SHALL WE GRAFT OVER OLD ORCHARDS.
BY H. IVES, BATAVIA, N. Y.
After considerable experience in grafting old orchards on different farms, I have come to the decided conviction that it is better to plant out young, grafted trees of the sorts desired, than to graft over an orchard of old trees. I wished to change an orchard of Northern Spy, which had just begun to bear, into Baldwins; and thinking that the grafting of these thrifty young trees could be done to as good advantage as it ever could in any case, I put in from four to six grafts into each tree, which cost me about the same as new trees. Now I am not at all pleased with my work. The symmetry and beauty of the tree-top is destroyed, and after the best has been done that can be done to develop well-balanced tops from these grafts, they will have the appearance of having been bungled.
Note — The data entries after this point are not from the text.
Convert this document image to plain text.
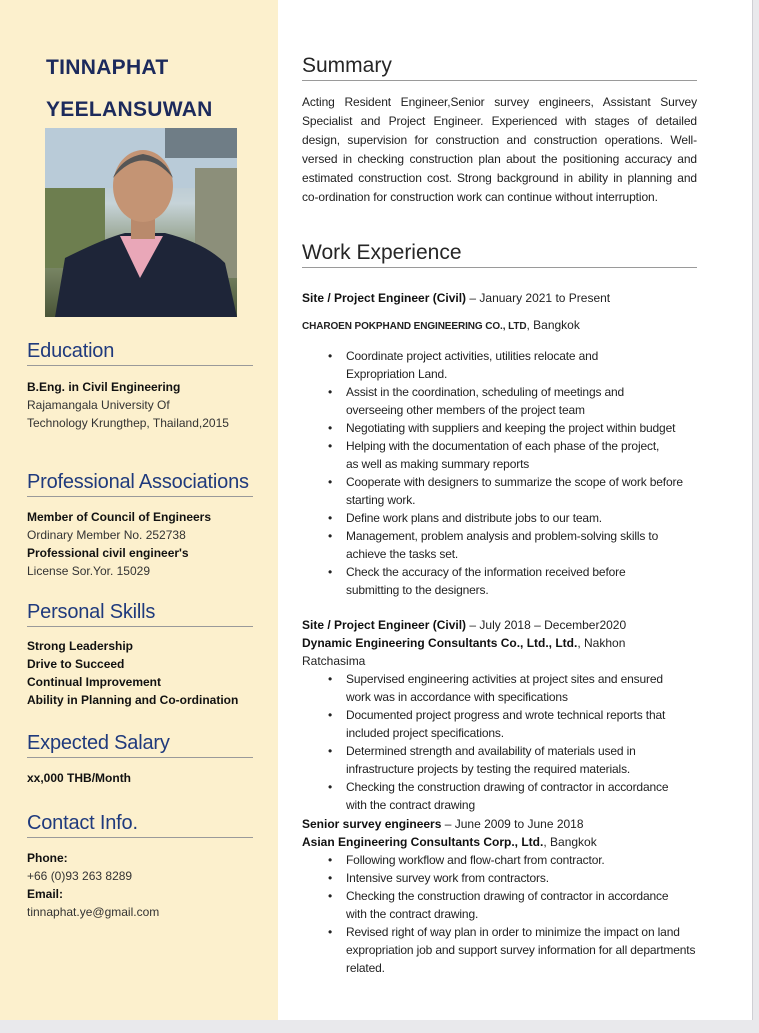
TINNAPHAT
YEELANSUWAN
Education
B.Eng. in Civil Engineering
Rajamangala University Of
Technology Krungthep, Thailand,2015
Professional Associations
Member of Council of Engineers
Ordinary Member No. 252738
Professional civil engineer's
License Sor.Yor. 15029
Personal Skills
Strong Leadership
Drive to Succeed
Continual Improvement
Ability in Planning and Co-ordination
Expected Salary
xx,000 THB/Month
Contact Info.
Phone:
+66 (0)93 263 8289
Email:
tinnaphat.ye@gmail.com
Summary
Acting Resident Engineer,Senior survey engineers, Assistant Survey Specialist and Project Engineer. Experienced with stages of detailed design, supervision for construction and construction operations. Well-versed in checking construction plan about the positioning accuracy and estimated construction cost. Strong background in ability in planning and co-ordination for construction work can continue without interruption.
Work Experience
Site / Project Engineer (Civil) – January 2021 to Present
CHAROEN POKPHAND ENGINEERING CO., LTD, Bangkok
• Coordinate project activities, utilities relocate and Expropriation Land.
• Assist in the coordination, scheduling of meetings and overseeing other members of the project team
• Negotiating with suppliers and keeping the project within budget
• Helping with the documentation of each phase of the project, as well as making summary reports
• Cooperate with designers to summarize the scope of work before starting work.
• Define work plans and distribute jobs to our team.
• Management, problem analysis and problem-solving skills to achieve the tasks set.
• Check the accuracy of the information received before submitting to the designers.
Site / Project Engineer (Civil) – July 2018 – December2020
Dynamic Engineering Consultants Co., Ltd., Ltd., Nakhon Ratchasima
• Supervised engineering activities at project sites and ensured work was in accordance with specifications
• Documented project progress and wrote technical reports that included project specifications.
• Determined strength and availability of materials used in infrastructure projects by testing the required materials.
• Checking the construction drawing of contractor in accordance with the contract drawing
Senior survey engineers – June 2009 to June 2018
Asian Engineering Consultants Corp., Ltd., Bangkok
• Following workflow and flow-chart from contractor.
• Intensive survey work from contractors.
• Checking the construction drawing of contractor in accordance with the contract drawing.
• Revised right of way plan in order to minimize the impact on land expropriation job and support survey information for all departments related.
In the case of old trees it is worse yet; it is more expensive, because more grafts must be set, more trimming done, and the work performed at great disadvantage. It is not, in my opinion, profitable to make such an orchard as satisfactory in appearance or as profitable in the end, as an orchard newly planted with young trees. The old trees will pay for the new trees if dug up by the roots in early Spring and cut up into stove-wood. I had a large orchard of old apple trees which I had dug up for twelve and a half cents each, and produced nearly an average of a cord of wood to a tree. The wood was worth enough, and more than enough, to pay for my new orchard of young trees, and when grown they will be far better than I could possibly have made the old trees by grafting them over.